Pythian’s vision has always been to grow, as the place where the top experts in the database industry want to work. Naturally, many of the folks working at Pythian are also industry leaders and active community contributors. As Pythian has been steadily growing, more and more Pythianites are submitting abstracts to conferences such as UKOUG, which do get accepted being good abstracts by known speakers. UKOUG Tech13 wasn’t an exception — while there was not nearly dominating number of abstracts from Pythian accepted, it was still more than six.
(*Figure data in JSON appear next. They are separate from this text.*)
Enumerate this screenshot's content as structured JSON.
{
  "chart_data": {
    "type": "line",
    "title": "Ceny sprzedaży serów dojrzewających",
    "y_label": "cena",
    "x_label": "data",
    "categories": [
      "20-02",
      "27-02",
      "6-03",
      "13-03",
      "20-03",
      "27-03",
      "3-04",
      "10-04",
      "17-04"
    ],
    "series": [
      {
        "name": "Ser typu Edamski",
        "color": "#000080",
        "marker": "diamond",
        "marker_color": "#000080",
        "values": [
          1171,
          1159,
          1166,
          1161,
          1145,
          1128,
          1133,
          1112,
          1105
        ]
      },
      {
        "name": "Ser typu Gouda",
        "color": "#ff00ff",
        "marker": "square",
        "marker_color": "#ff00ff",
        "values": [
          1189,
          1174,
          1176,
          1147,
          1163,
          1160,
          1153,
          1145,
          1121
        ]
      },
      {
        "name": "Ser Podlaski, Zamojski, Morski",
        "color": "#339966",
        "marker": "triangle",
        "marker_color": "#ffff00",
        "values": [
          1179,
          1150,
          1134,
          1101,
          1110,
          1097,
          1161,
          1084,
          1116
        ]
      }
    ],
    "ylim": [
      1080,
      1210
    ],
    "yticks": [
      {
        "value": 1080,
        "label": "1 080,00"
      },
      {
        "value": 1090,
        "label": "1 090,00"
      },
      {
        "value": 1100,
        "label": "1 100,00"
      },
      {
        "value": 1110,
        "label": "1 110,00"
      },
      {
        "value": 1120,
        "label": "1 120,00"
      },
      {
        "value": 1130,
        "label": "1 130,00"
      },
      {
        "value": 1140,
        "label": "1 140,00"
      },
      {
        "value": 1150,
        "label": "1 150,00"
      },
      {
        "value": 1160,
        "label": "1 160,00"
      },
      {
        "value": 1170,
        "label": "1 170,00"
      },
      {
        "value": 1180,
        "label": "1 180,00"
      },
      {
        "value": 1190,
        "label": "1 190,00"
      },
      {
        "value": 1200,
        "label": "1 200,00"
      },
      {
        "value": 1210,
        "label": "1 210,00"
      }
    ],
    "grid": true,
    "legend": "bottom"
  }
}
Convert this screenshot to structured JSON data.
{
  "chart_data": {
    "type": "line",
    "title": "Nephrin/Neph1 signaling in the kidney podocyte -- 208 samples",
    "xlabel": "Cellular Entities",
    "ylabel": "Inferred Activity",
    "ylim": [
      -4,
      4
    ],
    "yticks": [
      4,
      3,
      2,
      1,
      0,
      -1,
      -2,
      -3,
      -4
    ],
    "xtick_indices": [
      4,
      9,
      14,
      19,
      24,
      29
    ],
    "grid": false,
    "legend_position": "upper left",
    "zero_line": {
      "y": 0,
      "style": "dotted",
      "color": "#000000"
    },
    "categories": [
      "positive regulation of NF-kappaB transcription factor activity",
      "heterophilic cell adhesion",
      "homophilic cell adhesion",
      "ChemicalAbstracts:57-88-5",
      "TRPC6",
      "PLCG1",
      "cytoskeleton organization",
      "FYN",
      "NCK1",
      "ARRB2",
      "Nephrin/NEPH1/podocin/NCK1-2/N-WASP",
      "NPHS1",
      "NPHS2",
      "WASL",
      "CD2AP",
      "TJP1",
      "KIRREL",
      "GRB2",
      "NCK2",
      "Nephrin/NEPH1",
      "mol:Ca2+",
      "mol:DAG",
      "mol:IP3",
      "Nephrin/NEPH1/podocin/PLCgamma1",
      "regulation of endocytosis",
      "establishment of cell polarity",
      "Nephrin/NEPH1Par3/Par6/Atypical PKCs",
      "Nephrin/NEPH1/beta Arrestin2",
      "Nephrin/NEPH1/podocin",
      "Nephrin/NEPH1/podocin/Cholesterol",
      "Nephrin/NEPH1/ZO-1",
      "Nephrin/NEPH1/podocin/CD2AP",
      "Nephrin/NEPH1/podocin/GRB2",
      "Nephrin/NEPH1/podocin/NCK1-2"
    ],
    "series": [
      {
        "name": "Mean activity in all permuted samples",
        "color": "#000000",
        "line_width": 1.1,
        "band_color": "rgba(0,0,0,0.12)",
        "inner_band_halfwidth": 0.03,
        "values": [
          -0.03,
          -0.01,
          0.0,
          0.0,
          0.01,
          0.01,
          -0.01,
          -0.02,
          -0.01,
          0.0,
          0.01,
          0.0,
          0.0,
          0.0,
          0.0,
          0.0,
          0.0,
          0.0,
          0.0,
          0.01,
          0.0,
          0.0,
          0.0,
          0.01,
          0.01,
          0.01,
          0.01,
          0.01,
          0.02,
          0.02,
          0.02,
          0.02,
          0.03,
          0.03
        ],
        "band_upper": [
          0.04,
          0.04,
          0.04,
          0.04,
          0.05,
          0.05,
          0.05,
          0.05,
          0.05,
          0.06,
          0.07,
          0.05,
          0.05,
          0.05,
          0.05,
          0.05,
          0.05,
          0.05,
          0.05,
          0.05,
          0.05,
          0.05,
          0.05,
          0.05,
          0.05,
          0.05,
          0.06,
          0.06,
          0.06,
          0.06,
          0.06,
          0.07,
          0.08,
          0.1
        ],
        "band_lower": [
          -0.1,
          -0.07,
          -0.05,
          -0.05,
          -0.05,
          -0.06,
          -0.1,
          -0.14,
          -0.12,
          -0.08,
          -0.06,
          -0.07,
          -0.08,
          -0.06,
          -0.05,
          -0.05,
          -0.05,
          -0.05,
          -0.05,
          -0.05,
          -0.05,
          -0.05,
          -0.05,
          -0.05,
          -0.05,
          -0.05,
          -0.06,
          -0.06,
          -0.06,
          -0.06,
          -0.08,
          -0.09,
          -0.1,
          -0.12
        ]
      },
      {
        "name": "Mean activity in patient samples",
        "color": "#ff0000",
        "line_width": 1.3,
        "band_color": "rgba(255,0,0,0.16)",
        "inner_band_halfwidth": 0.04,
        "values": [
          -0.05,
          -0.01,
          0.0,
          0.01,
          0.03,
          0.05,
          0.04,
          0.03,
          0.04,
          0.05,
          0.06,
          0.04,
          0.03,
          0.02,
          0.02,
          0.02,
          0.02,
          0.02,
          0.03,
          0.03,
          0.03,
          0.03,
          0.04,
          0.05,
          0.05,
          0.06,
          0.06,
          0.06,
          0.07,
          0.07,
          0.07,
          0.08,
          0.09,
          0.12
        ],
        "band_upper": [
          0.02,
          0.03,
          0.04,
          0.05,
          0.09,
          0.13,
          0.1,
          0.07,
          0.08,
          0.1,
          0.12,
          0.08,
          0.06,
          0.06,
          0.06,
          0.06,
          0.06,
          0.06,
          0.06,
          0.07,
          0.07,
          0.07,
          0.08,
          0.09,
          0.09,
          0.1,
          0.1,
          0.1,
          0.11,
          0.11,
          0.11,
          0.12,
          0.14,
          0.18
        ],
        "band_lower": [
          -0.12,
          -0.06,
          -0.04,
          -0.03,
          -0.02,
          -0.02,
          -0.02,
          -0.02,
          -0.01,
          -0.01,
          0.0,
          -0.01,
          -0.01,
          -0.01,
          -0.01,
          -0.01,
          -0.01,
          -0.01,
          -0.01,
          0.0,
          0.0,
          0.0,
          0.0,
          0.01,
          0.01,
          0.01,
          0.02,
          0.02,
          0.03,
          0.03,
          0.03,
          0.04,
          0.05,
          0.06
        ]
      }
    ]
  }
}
It’s even more disappointing this year because this rule wasn’t communicated (or didn’t exist) earlier in abstract selection process when abstract reviewers were selecting the sessions. Seems like it was sort of added as an afterthought. This isn’t as much of my concern but more of those who actually did the reviews and now will be overridden by a rule that has nothing to do with the merits of abstracts and speakers they evaluated. Long story short, I got a request from UKOUG to moderate the sessions from Pythian to comply with this new limit of six session per company. While it sounds nice to give the company such choice, it goes against our culture of conference participation — it’s individuals’ choice and not corporate moderation. From Pythian perspective, there is no moderation for central abstract submissions and approvals for UKOUG — folks have their own individual budgets and conference allotments every year that they are free to control as long as it works with their teams and budgets. Thus, I couldn’t possibly decide who should be going and who should withdraw — it would break our culture.
This wouldn’t even matter because we would naturally had few speakers refuse sessions and in the end have less than six session anyway without any moderation. What’s important is that (1) the approach itself harms Pythian and it’s employees because people who join the company, have less chances to present at UKOUG that so many of us have been keeping in high regards; and (2) the conference agenda doesn’t get the best presentations independently submitted by speakers and then independently selected by abstract reviewers and selection committee.
While I appreciate the prompt response from UKOUG to my protest on this limit and readiness to explain the reasoning behind the decision, there was no interest in changing that late-added rule — my arguments were not strong enough it seems. I thought that the best course of action for me personally would be to withdraw my sessions this year, which is what I did. Needless to say it wasn’t an easy call to make because UKOUG conference is the first conference I attended and the first conference I presented on. It’s been a special kind of gathering for me and I haven’t missed a single one since 2006 no matter where I lived at a time of the conference. I wanted to share my decision on the blog but didn’t want to make it look too anti-UKOUG and potentially reduce conference attendance — while I’m unhappy with some of the decisions, I respect many people involved in UKOUG. This is why I’m writing this at 3am on Monday, just before the 2nd day of the conference.
I must say, that large part of my exciting UKOUG conference experience is meeting my good friends I’ve made over that many years, and also make new ones. The good news is that this part (at least partially) will still happen this year. While I don’t present at or attend UKOUG Tech13, I’ll be at OakTable Work UK 2013 on Monday and Tuesday, which is right across the road from UKOUG Tech13 conference and is open to all to come by. See the presentation from awesome speakers and network with the group of people they like (well, supposedly like).
So, this is sort of my personal protest to this absurd rule. I hope UKOUG will change their mind next year. By the way, Pythian is not the only company in such a position — there are other companies (not many, but you know who you are!) that are successfully growing and attracting top talent and are in the same boat with Pythian when it comes to this limit of six presentations per company. I don’t want to talk on their behalf, but I know some folks had to make their choices too.
Now you know where you can find me and some of the folks your won’t be seeing at UKOUG Tech13 this year – Premier Inn, 7-11 Lower Mosley Street, Manchester. Monday and Tuesday. In the evenings… Well, you know where you can find me too.
2 Comments. Leave new
It will be truly cool when Oracle can only do a maximum of six presentations during UKOUG conferences :-))).
What a silly thing to come up with.
Mogens.
UK OUG must change this for next year! Ridiculous rule.
Attendees should be able to choose which sessions to go to. Providing a good spread of presentation subject matter makes the decision to come back year on year easy…..we, the delegates are the losers!